I agree that my mixture should be one dimensional (and that’s what I want).
But we have to admit that this experiment :
mu_g = np.arange(5,data_max,5) # mu_g size is 40
lp = np.exp(ln_mix.logp(np.asarray([mu_g]))) # a 1 dimensional mixture build on 5 components
=> ValueError: Input dimension mis-match. (input[0].shape[1] = 40, input[1].shape[1] = 5)
tells that the logp function is expecting a 5 dimension vector… no ?
And providing a 5 dimension vector suppress this error, but is it really computing the correct lopg value of the mixture? I don’t know, since this input format is also accepted :
array([[ 5],
[ 10],
[ 15],
[ 20],
[ 25],
[ 30],
[ 35],
...
Which is not 5-dim, so I don’t know why it says that it expected a 5 dimension input vector !
And anyway I always have an error when trying to use the logp output as 1-D vector
(either in as the weights of a new mixture, or simply trying to access a given element of that output vector).
But, is the lopg function supposed to be used with a vector as an input is the first place ??
(expecting to produce a vector output).
I seems to be true for basic distributions :
ln = pm.Lognormal.dist(mu=1,sd=0.5)
ln.logp([12,13]).eval()
=> array([-7.12059352, -7.68887369])
But not with mixtures (!):
y = pm.Mixture.dist(w=[0.5,0.5],comp_dists=pm.Normal.dist(mu=np.asarray([1,2]),sd=np.asarray([1,1]),shape=2))

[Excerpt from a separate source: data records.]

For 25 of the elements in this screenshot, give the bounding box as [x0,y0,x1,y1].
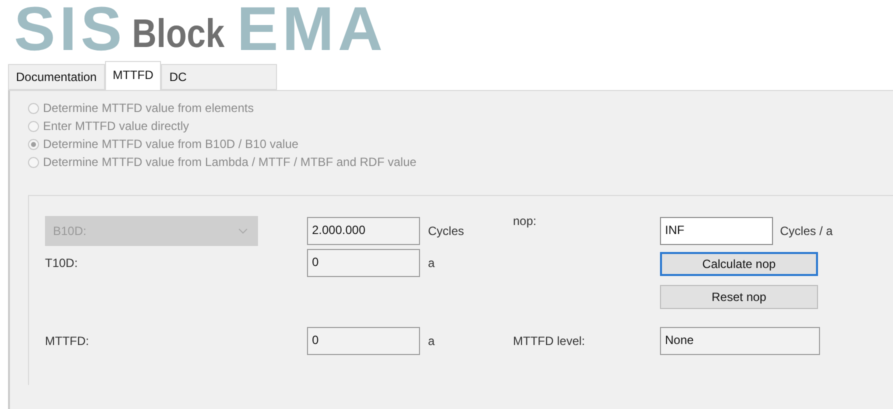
logo-text: SIS [14,0,126,60]
unit-label: Cycles [427,224,466,238]
action-button[interactable]: Reset nop [660,285,818,309]
mttfd-level-label: MTTFD level: [513,334,586,348]
t10d-field[interactable]: 0 [307,249,420,277]
chevron-down-icon [238,228,248,234]
unit-label: a [427,256,436,270]
option-label: Determine MTTFD value from elements [43,101,254,115]
block-title: Block [132,11,225,58]
tab[interactable]: DC [161,64,278,90]
action-button[interactable]: Calculate nop [660,252,818,276]
logo-text: EMA [236,0,387,60]
nop-field[interactable]: INF [660,217,773,245]
tab[interactable]: MTTFD [104,61,162,90]
option-label: Enter MTTFD value directly [43,119,190,133]
option-label: Determine MTTFD value from B10D / B10 value [43,137,298,151]
unit-label: a [427,334,436,348]
nop-label: nop: [513,214,538,228]
mttfd-field[interactable]: 0 [307,327,420,355]
option-label: Determine MTTFD value from Lambda / MTTF / MTBF and RDF value [43,155,416,169]
tab[interactable]: Documentation [8,64,105,90]
unit-label: Cycles / a [779,224,834,238]
t10d-label: T10D: [45,256,79,270]
mttfd-label: MTTFD: [45,334,90,348]
mttfd-level-field[interactable]: None [660,327,820,355]
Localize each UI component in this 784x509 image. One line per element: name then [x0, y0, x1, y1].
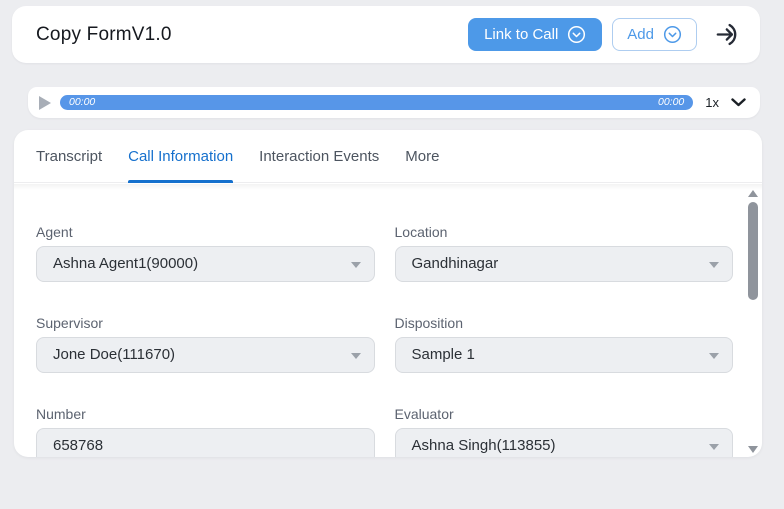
field-disposition: Disposition Sample 1	[395, 315, 734, 373]
agent-dropdown[interactable]: Ashna Agent1(90000)	[36, 246, 375, 282]
tab-more[interactable]: More	[405, 130, 439, 183]
tab-transcript[interactable]: Transcript	[36, 130, 102, 183]
supervisor-dropdown[interactable]: Jone Doe(111670)	[36, 337, 375, 373]
login-arrow-icon[interactable]	[715, 21, 742, 48]
number-input[interactable]: 658768	[36, 428, 375, 457]
audio-player: 00:00 00:00 1x	[28, 87, 760, 118]
scrollbar-down-icon[interactable]	[748, 446, 758, 453]
field-label: Evaluator	[395, 406, 734, 422]
call-information-form: Agent Ashna Agent1(90000) Location Gandh…	[36, 183, 733, 457]
dropdown-caret-icon	[351, 262, 361, 268]
field-label: Location	[395, 224, 734, 240]
dropdown-caret-icon	[709, 262, 719, 268]
scrollbar-up-icon[interactable]	[748, 190, 758, 197]
chevron-down-icon[interactable]	[725, 98, 754, 107]
current-time: 00:00	[69, 95, 95, 110]
evaluator-dropdown[interactable]: Ashna Singh(113855)	[395, 428, 734, 457]
dropdown-caret-icon	[709, 444, 719, 450]
playback-speed[interactable]: 1x	[705, 95, 719, 110]
add-button[interactable]: Add	[612, 18, 697, 51]
location-dropdown[interactable]: Gandhinagar	[395, 246, 734, 282]
chevron-down-circle-icon	[663, 25, 682, 44]
field-supervisor: Supervisor Jone Doe(111670)	[36, 315, 375, 373]
dropdown-caret-icon	[351, 353, 361, 359]
evaluator-value: Ashna Singh(113855)	[412, 437, 556, 454]
dropdown-caret-icon	[709, 353, 719, 359]
scrollbar-thumb[interactable]	[748, 202, 758, 300]
field-evaluator: Evaluator Ashna Singh(113855)	[395, 406, 734, 457]
location-value: Gandhinagar	[412, 255, 499, 272]
tab-interaction-events[interactable]: Interaction Events	[259, 130, 379, 183]
field-label: Agent	[36, 224, 375, 240]
field-label: Disposition	[395, 315, 734, 331]
supervisor-value: Jone Doe(111670)	[53, 346, 175, 363]
field-number: Number 658768	[36, 406, 375, 457]
field-location: Location Gandhinagar	[395, 224, 734, 282]
scrollbar	[747, 188, 759, 455]
page-title: Copy FormV1.0	[36, 24, 458, 46]
link-to-call-label: Link to Call	[484, 26, 558, 43]
field-label: Supervisor	[36, 315, 375, 331]
add-label: Add	[627, 26, 654, 43]
play-icon[interactable]	[39, 96, 51, 110]
tab-call-information[interactable]: Call Information	[128, 130, 233, 183]
tab-bar: Transcript Call Information Interaction …	[14, 130, 762, 183]
main-card: Transcript Call Information Interaction …	[14, 130, 762, 457]
end-time: 00:00	[658, 95, 684, 110]
player-progress-bar[interactable]: 00:00 00:00	[60, 95, 693, 110]
chevron-down-circle-icon	[567, 25, 586, 44]
number-value: 658768	[53, 437, 103, 454]
disposition-value: Sample 1	[412, 346, 475, 363]
field-label: Number	[36, 406, 375, 422]
disposition-dropdown[interactable]: Sample 1	[395, 337, 734, 373]
header-card: Copy FormV1.0 Link to Call Add	[12, 6, 760, 63]
field-agent: Agent Ashna Agent1(90000)	[36, 224, 375, 282]
agent-value: Ashna Agent1(90000)	[53, 255, 198, 272]
link-to-call-button[interactable]: Link to Call	[468, 18, 602, 51]
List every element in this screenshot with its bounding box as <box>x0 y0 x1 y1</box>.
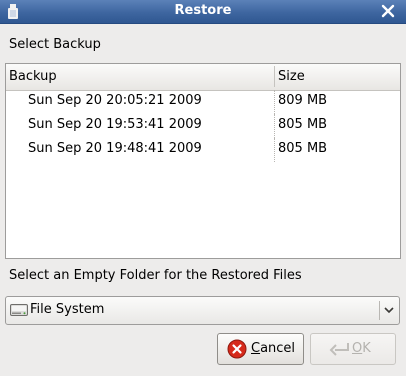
table-row[interactable]: Sun Sep 20 19:48:41 2009 805 MB <box>6 138 400 162</box>
backup-date: Sun Sep 20 20:05:21 2009 <box>28 93 202 108</box>
window-title: Restore <box>174 3 232 18</box>
chevron-down-icon[interactable] <box>383 304 395 316</box>
column-header-size[interactable]: Size <box>278 69 305 84</box>
cell-divider <box>274 90 275 114</box>
backup-date: Sun Sep 20 19:53:41 2009 <box>28 117 202 132</box>
backup-size: 809 MB <box>278 93 328 108</box>
table-row[interactable]: Sun Sep 20 20:05:21 2009 809 MB <box>6 90 400 114</box>
ok-mnemonic: O <box>352 341 363 356</box>
cancel-label-rest: ancel <box>260 341 296 356</box>
title-bar[interactable]: Restore <box>0 0 406 24</box>
cell-divider <box>274 114 275 138</box>
folder-select[interactable]: File System <box>5 296 400 325</box>
cancel-label: Cancel <box>251 341 295 356</box>
cancel-icon <box>227 339 247 359</box>
ok-label-rest: K <box>362 341 371 356</box>
ok-button[interactable]: OK <box>310 333 396 365</box>
table-row[interactable]: Sun Sep 20 19:53:41 2009 805 MB <box>6 114 400 138</box>
ok-label: OK <box>352 341 371 356</box>
cancel-mnemonic: C <box>251 341 261 356</box>
restore-dialog: Restore Select Backup Backup Size Sun Se… <box>0 0 406 376</box>
select-backup-label: Select Backup <box>9 37 101 52</box>
column-divider[interactable] <box>274 66 275 87</box>
ok-icon <box>329 343 349 356</box>
list-header: Backup Size <box>6 64 400 91</box>
select-folder-label: Select an Empty Folder for the Restored … <box>9 268 302 283</box>
backup-size: 805 MB <box>278 141 328 156</box>
backup-date: Sun Sep 20 19:48:41 2009 <box>28 141 202 156</box>
cell-divider <box>274 138 275 162</box>
close-icon[interactable] <box>378 2 398 20</box>
column-header-backup[interactable]: Backup <box>9 69 57 84</box>
drive-icon <box>10 304 28 316</box>
backup-list[interactable]: Backup Size Sun Sep 20 20:05:21 2009 809… <box>5 63 401 259</box>
combo-divider <box>379 301 380 320</box>
cancel-button[interactable]: Cancel <box>217 333 304 365</box>
folder-select-value: File System <box>30 302 105 317</box>
backup-size: 805 MB <box>278 117 328 132</box>
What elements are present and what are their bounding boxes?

y.logp(np.asarray([12])).eval()
=> array(-51.612058177694394)
y.logp(np.asarray([13])).eval()
=> array(-62.11207558372233)
y.logp(np.asarray([12,13])).eval()
=>array(-113.72413376141672)
The logp function seems to apply a sum operator, which sounds weird since a logp_sum function also exists :
y.logp_sum(np.asarray([12,13])).eval()
=> array(-113.72413376141672)
This explains the lack of dimension of the lopg output!
But I still don’t know how to call the logp function on an array without an explicit Python loop that totally ruins the performance.